Les livrets d’épargne réglementés sont des placements souples, sans frais, disponibles en permanence, garantis et totalement exonérés d’impôts. Ils constituent l’enveloppe idéale pour vous constituer une épargne de précaution sans contrainte, récupérable à tout moment. Ou pour placer temporairement des rentrées d’argent (donation, bonus ou prime, indemnité de licenciement…) dans l’attente de la réalisation d’un projet.
Le livret A, et son petit frère le livret de développement durable et solidaire (LDDS), offrent un rendement net de 1,50% depuis février 2026. Le livret d’épargne populaire (LEP), réservé aux épargnants modestes, est un peu plus performant, à 2,5%. Ces taux pourraient être légèrement revus à la hausse le 1er août prochain, car leur évolution est liée à l’inflation.
Le livret bancaire (ou compte sur livret bancaire) est aussi un placement totalement liquide et sans risque. Il offre une rémunération fixée librement par chaque banque, qui peut être attrayante à court terme. La rémunération brute de base est souvent inférieure à celle des livrets réglementés.

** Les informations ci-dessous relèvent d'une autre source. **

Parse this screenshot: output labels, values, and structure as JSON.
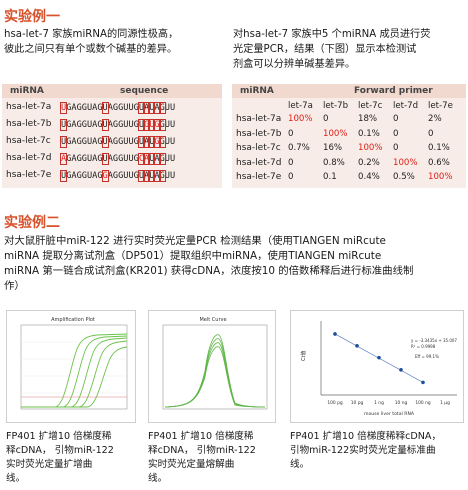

Mais des taux promotionnels sont généralement proposés aux nouveaux souscripteurs (jusqu’à 5% en juin 2026), à hauteur d’un certain plafond de dépôt (100 000 euros par exemple) ou pendant une certaine durée (3 à 6 mois le plus souvent).
Ces offres commerciales permettent de faire fructifier une épargne à très court terme dans des conditions intéressantes. Mais ces livrets sont fiscalisés. Les intérêts produits chaque année sont soumis à la flat tax de 31,4%, soit 12,8% d’impôt et 18,6% de prélèvements sociaux.
Le compte à terme est un compte rémunéré sur lequel les sommes déposées sont bloquées pour une durée déterminée à l’avance. Il s’agit en quelque sorte d’un prêt d’argent à une banque. En retour, celle-ci offre une rémunération garantie, sous forme d’intérêts. À l’ouverture, l’épargnant place une somme déterminée, et il ne peut pas faire de versements complémentaires par la suite.
En juin 2026, les comptes à terme du marché français offrent un taux moyen de rémunération compris entre 2% et 3%, toutes durées confondues. Mais là encore, c’est un placement fiscalisé. Et des pénalités sont appliquées en cas de déblocage anticipé des fonds.